A couple of thoughts here.
OP's basic problem is a cheap, inaccurate meter, not really whether its true RMS or not, although true RMS would more likely show up on a decent meter.
Decent meters without true RMS are usually made to show the RMS value of a sine wave at mains frequency (50-60Hz), and should say so. Mains voltage is really close to a sine wave. Today it is cheap to produce a digital meter with pretty accurate DC and true RMS AC, but only up to typically 400Hz. It costs real money to get really good DC and AC accuracy (say, less than 1%) and good frequency response for AC measurements. Some people will look at a meter's specs and see that it measures frequency to maybe 1MHz, but this always refers to the frequency COUNTING function, not the AC measurement range.
Cheap meters can sometimes be OK for low voltage DC and ohms tests, but their typical failing is safety.
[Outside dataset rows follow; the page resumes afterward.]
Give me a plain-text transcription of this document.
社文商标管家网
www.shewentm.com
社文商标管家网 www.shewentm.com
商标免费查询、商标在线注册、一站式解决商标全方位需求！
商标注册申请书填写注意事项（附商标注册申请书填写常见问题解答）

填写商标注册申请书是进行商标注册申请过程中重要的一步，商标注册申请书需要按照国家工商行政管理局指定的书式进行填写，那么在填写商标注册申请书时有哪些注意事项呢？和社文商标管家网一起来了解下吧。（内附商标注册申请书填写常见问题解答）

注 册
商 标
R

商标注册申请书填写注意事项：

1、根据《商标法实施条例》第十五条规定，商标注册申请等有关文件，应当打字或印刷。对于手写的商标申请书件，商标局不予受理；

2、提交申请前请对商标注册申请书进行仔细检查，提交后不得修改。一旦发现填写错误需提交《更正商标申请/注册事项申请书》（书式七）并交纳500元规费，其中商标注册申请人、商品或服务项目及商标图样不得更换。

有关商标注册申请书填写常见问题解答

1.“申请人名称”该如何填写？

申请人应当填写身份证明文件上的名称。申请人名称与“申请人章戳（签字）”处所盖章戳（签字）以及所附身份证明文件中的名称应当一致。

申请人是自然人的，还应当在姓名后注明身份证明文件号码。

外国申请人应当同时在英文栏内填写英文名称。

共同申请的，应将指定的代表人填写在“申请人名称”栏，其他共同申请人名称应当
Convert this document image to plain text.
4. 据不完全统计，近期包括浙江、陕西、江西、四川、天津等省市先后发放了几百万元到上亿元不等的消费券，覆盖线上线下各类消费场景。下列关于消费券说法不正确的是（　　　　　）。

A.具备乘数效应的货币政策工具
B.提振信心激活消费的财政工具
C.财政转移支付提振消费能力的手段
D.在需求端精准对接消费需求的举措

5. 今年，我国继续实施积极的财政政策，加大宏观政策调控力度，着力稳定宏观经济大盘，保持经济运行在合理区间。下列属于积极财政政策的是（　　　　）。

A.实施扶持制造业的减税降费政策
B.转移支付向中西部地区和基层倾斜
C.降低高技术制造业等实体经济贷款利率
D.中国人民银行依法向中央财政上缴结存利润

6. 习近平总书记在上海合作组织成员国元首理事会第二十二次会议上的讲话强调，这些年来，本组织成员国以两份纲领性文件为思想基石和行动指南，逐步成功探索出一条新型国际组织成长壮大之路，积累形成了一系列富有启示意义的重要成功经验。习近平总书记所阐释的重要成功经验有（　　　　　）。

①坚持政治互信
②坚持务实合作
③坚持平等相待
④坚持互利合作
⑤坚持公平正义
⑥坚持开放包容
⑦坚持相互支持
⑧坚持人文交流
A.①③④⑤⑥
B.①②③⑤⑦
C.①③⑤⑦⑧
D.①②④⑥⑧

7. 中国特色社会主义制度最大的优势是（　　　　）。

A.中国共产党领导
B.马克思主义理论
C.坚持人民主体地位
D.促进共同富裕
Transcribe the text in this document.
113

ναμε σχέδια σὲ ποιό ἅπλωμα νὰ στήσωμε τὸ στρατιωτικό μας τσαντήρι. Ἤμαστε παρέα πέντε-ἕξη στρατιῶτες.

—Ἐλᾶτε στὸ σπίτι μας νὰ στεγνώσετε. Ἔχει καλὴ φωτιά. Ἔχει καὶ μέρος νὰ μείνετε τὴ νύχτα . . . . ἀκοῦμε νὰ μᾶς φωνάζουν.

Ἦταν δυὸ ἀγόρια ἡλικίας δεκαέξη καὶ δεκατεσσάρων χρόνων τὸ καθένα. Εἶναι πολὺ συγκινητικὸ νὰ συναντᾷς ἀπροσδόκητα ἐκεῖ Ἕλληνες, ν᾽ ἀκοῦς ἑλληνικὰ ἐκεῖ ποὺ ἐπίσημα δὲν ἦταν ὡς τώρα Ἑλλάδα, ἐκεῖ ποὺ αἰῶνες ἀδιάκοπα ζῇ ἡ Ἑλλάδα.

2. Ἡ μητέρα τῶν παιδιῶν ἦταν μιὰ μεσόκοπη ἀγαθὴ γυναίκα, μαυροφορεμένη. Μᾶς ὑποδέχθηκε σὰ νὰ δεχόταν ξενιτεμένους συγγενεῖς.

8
There is a lot of energy available when testing mains (in any country). All it takes is a mistouched probe, mistakenly setting the meter to ohms, or a meter with a design inadequate for mains voltages and you could have a meter literally explode in a ball of flame in your hand. A good meter is designed to minimize the danger, but apparently some vendors choose to be dishonest in marking their safety ratings. That said, I did try a free Harbor Freight DMM in my mains (carefully) and found the reading wildly off compared to my Fluke, Brymen and even a Kill-A-Watt.
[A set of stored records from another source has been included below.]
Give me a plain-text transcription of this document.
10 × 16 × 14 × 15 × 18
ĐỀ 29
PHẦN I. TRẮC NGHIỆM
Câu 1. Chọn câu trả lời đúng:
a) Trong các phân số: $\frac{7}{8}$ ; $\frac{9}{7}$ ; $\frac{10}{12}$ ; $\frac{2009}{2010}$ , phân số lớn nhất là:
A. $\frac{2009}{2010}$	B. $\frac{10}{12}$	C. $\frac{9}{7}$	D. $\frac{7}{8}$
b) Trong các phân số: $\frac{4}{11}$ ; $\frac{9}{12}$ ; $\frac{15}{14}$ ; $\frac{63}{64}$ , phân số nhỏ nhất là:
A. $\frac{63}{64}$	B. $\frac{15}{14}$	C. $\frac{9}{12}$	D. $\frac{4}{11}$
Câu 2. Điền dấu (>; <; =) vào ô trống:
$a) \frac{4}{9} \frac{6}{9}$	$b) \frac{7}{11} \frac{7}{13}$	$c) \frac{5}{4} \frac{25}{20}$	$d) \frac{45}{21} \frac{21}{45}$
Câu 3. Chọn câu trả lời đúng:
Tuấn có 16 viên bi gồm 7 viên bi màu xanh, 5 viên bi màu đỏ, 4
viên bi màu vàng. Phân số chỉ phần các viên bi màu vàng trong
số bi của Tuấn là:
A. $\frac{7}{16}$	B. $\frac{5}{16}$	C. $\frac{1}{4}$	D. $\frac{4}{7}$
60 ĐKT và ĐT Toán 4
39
There's lots of interesting chat on meters in the nice Aussie EEVBlog site:
http://www.eevblog.com/forum/testgear/
Fluke makes great kit, but they do have products that may not be appropriate for your use. Only their most expensive handheld meters have AC response up to 100kHz, so anything else may not work well if you need to measure AC and harmonics like that. But I think every Fluke should measure mains voltage accurately.
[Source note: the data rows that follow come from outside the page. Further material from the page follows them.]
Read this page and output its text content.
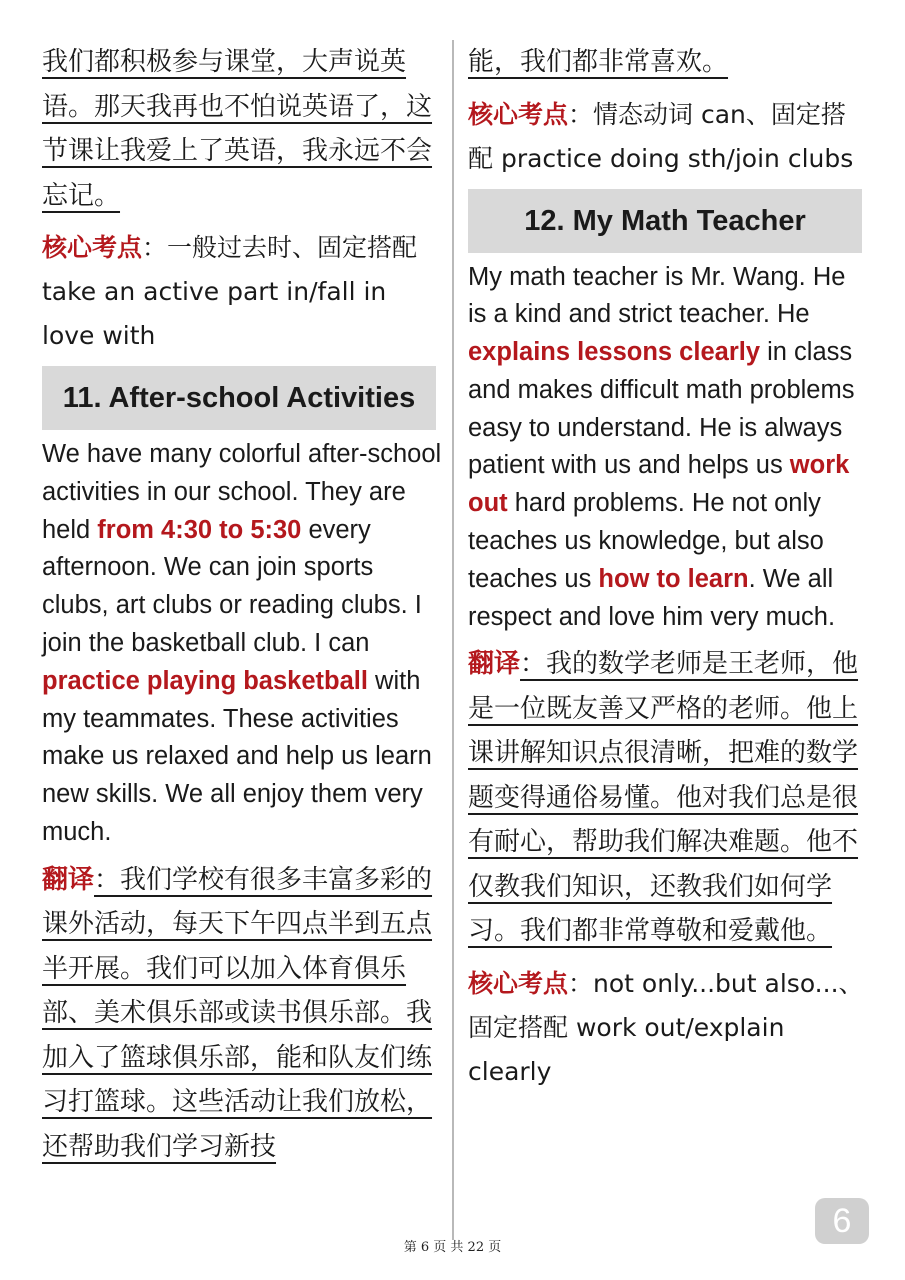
我们都积极参与课堂，大声说英语。那天我再也不怕说英语了，这节课让我爱上了英语，我永远不会忘记。

核心考点：一般过去时、固定搭配 take an active part in/fall in love with

11. After-school Activities

We have many colorful after-school activities in our school. They are held from 4:30 to 5:30 every afternoon. We can join sports clubs, art clubs or reading clubs. I join the basketball club. I can practice playing basketball with my teammates. These activities make us relaxed and help us learn new skills. We all enjoy them very much.

翻译：我们学校有很多丰富多彩的课外活动，每天下午四点半到五点半开展。我们可以加入体育俱乐部、美术俱乐部或读书俱乐部。我加入了篮球俱乐部，能和队友们练习打篮球。这些活动让我们放松，还帮助我们学习新技

能，我们都非常喜欢。

核心考点：情态动词 can、固定搭配 practice doing sth/join clubs

12. My Math Teacher

My math teacher is Mr. Wang. He is a kind and strict teacher. He explains lessons clearly in class and makes difficult math problems easy to understand. He is always patient with us and helps us work out hard problems. He not only teaches us knowledge, but also teaches us how to learn. We all respect and love him very much.

翻译：我的数学老师是王老师，他是一位既友善又严格的老师。他上课讲解知识点很清晰，把难的数学题变得通俗易懂。他对我们总是很有耐心，帮助我们解决难题。他不仅教我们知识，还教我们如何学习。我们都非常尊敬和爱戴他。

核心考点：not only...but also...、固定搭配 work out/explain clearly

6
第 6 页 共 22 页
The link about true RMS not being good only shows the difficulty of calculating accurate AC measurements - it's much harder than DC. And users don't usually have options to turn true RMS off. As always, the user should know what they are doing and the limitations of their equipment. DMM specs are trickier than most would believe, especially regarding AC.
I'm not sure about measurements of your stator generator. It may be DC, but pulsed according to RPM and really AC+DC unless filtered and smoothed. That's another measurement problem.